Start with Why – Simon Sinek

Effective leaders inspire people to take action not because of their intelligence or confidence, but through their gift for connecting with people by focusing on the WHY.  The WHY is very different than the HOW (the process) or WHAT (the details, the results).  It’s about meaning, values and purpose.  The WHY is harder for most organizations to articulate, and that’s why many leaders fall into the trap of focusing on the WHAT and HOW.  If you want to inspire others to do great things, it’s got to be about the WHY. 

The Science of Leadership – Julian Barling

There’s no shortage of books on leadership, and this book’s purpose is “to bridge the gap between academic and trade books, by focusing on what is actually known about organizational leadership from the enormous body of scientifically driven research.”  It’s written in a way that is accessible to those who want to use this knowledge to guide their everyday behaviors and for practitioners that want to use it design leadership programs. The book offers a thorough history of leadership theory and the data to support where leadership development initiatives have had success.  This is a must read for human resource and leadership development practitioners to understand what we know and still are investigating around leadership.

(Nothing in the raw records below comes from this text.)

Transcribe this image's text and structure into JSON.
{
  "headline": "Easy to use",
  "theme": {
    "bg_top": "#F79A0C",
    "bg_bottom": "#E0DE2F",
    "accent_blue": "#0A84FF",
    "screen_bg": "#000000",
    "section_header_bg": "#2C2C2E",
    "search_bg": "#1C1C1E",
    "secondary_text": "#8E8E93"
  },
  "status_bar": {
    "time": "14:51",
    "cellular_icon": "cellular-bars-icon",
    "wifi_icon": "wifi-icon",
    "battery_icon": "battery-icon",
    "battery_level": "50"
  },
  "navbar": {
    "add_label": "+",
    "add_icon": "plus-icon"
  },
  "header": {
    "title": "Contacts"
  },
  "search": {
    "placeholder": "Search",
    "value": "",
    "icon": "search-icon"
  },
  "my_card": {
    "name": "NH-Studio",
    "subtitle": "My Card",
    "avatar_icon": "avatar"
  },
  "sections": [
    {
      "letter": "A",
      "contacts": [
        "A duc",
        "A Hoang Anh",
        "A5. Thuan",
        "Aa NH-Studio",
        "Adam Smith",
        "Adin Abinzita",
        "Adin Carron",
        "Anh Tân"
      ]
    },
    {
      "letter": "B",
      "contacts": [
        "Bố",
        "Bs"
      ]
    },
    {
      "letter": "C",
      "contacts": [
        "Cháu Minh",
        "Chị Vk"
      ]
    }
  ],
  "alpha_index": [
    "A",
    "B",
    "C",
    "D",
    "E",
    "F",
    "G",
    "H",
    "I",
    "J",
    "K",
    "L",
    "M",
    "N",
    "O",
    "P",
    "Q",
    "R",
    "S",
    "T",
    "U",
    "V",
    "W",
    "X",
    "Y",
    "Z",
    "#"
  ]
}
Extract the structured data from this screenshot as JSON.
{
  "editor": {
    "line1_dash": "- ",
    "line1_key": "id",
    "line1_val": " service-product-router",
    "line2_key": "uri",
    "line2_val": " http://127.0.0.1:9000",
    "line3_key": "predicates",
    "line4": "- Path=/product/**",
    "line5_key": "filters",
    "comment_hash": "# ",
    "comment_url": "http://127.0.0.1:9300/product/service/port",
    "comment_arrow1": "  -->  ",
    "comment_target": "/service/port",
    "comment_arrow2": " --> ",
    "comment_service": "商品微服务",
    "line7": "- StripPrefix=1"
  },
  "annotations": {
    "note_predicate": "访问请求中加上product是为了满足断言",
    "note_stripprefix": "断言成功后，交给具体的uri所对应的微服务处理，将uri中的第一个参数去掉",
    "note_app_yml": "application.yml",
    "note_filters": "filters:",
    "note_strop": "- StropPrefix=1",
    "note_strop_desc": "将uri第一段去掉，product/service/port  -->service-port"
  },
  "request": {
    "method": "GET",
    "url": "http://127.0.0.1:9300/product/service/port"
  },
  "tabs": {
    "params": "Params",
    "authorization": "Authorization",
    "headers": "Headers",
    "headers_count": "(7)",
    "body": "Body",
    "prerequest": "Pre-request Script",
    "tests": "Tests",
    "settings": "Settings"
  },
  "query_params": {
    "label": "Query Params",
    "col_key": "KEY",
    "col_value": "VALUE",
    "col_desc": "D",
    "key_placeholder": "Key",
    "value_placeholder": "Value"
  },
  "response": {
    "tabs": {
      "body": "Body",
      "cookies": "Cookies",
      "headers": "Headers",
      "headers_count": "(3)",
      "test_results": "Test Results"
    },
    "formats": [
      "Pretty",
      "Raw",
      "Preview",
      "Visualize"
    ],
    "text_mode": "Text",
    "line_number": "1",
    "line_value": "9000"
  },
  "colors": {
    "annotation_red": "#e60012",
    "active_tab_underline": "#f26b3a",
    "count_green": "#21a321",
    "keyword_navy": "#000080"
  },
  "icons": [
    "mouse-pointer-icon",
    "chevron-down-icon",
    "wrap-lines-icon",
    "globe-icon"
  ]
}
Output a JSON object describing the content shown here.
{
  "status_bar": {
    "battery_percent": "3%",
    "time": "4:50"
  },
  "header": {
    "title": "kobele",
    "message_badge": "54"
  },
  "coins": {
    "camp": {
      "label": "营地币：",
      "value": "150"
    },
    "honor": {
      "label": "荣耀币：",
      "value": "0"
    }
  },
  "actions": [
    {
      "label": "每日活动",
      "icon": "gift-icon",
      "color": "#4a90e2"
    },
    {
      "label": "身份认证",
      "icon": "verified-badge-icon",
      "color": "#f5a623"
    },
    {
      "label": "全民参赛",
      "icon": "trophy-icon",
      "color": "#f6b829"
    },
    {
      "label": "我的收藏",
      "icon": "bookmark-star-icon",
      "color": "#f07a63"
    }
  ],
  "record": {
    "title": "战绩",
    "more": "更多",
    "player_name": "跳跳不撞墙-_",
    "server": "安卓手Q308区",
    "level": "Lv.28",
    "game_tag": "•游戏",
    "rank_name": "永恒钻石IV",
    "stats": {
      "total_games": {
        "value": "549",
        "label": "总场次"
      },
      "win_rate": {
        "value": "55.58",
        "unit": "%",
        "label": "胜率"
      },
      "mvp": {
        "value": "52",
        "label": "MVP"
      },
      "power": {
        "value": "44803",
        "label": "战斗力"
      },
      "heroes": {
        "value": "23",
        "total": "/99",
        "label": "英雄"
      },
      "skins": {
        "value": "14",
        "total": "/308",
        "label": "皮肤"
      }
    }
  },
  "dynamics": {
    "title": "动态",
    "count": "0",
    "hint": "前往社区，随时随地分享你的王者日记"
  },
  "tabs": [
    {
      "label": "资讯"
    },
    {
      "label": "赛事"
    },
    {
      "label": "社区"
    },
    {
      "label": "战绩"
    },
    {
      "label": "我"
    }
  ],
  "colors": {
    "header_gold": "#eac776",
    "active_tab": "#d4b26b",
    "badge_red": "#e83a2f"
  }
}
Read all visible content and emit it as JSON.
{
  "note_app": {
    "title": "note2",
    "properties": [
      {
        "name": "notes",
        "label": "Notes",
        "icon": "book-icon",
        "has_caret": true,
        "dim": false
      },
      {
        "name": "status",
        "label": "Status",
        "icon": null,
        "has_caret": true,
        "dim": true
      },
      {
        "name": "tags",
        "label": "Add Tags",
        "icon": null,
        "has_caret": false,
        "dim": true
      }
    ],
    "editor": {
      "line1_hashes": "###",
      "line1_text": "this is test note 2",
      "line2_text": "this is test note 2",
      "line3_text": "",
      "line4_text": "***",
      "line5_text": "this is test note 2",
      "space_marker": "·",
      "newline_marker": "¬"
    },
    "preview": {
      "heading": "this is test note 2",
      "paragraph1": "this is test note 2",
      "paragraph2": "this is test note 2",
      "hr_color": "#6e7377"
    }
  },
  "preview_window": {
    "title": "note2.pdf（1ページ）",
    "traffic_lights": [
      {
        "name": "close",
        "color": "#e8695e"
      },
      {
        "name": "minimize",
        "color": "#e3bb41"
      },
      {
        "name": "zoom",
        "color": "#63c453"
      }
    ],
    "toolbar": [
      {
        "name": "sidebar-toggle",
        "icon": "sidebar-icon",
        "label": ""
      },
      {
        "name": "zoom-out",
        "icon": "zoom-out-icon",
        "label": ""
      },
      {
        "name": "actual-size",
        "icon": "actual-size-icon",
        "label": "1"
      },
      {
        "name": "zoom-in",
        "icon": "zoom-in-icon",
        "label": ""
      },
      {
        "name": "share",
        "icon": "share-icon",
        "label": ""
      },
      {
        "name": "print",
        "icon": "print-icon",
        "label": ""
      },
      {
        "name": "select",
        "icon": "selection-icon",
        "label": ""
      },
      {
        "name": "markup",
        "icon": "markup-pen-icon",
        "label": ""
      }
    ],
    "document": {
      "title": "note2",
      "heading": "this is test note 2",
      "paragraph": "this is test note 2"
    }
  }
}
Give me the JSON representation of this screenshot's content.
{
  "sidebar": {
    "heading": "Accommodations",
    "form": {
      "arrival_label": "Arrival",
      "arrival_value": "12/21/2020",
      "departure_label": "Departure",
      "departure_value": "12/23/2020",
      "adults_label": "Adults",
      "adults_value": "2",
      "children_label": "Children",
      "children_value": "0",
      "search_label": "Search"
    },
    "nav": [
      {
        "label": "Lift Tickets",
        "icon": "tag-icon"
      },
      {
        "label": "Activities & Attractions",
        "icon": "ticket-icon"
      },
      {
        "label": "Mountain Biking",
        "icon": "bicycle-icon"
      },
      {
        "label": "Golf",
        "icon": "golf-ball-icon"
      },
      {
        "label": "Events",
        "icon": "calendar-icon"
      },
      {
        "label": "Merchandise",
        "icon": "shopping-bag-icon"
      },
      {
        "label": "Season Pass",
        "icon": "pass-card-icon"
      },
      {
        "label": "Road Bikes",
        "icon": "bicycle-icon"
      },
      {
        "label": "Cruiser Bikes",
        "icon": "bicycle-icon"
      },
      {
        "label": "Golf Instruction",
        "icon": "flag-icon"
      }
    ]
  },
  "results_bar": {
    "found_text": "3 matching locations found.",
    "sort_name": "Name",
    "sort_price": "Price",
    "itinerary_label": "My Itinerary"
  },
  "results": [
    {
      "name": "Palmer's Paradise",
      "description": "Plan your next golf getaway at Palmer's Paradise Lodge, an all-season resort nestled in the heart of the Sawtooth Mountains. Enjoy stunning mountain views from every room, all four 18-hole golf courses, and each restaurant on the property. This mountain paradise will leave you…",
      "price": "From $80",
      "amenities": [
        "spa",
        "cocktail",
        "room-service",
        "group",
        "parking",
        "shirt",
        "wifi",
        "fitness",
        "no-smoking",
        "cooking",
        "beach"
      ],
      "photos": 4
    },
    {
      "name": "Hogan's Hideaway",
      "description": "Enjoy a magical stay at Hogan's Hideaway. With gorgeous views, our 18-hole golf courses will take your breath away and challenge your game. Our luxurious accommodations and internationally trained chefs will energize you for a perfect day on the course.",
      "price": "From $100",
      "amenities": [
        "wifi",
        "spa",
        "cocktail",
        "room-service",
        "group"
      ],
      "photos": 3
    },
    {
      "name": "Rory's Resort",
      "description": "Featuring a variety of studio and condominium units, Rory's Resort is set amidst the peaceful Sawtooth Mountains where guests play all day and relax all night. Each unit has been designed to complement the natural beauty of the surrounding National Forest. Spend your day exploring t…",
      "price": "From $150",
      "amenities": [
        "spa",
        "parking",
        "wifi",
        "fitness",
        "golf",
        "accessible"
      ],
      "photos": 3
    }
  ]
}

Not in the Club – Janet Pucino

Janet Pucino shares her insights from her ascent in the male dominated IT industry to help professionals navigate office politics and recognize the “Club” behaviors that can impede careers.  Although both men and woman will benefit from her wisdom, she offers important communications and career management strategies specially for women.

My All-Time Favorites

What Got You Here Won’t Get You There – Marshall Goldsmith

Marshall Goldsmith is true leadership guru and a prolific writer with over 30+ books published to date.  This is near the top of the list.  He focuses on 21 common habits that successful people tend to hold on to that, often without them knowing it, ultimately limit their impact and career trajectory.  He provides antidotes that most will easily relate to, and strategies to change career-limiting behaviors.

The 7 Habits of Highly Effective People – – Steven Covey

This classic divides successful peoples’ habits into three areas of focus: the private victory, the public victory and renewal.  The private victory is compromised of “Be Proactive” (creating your person vision), “Begin with the End in Mind” (creating your leadership principles) and “Put First Things First” (getting your priorities and time management right).  The public victory focuses on the interdependence of leadership by “Thinking Win/Win”, “Seeking First to Understand, Then be Understood” and Identifying Synergies.  And finally Covey was ahead of time of his in focusing on importance of Renewal to leader effectiveness.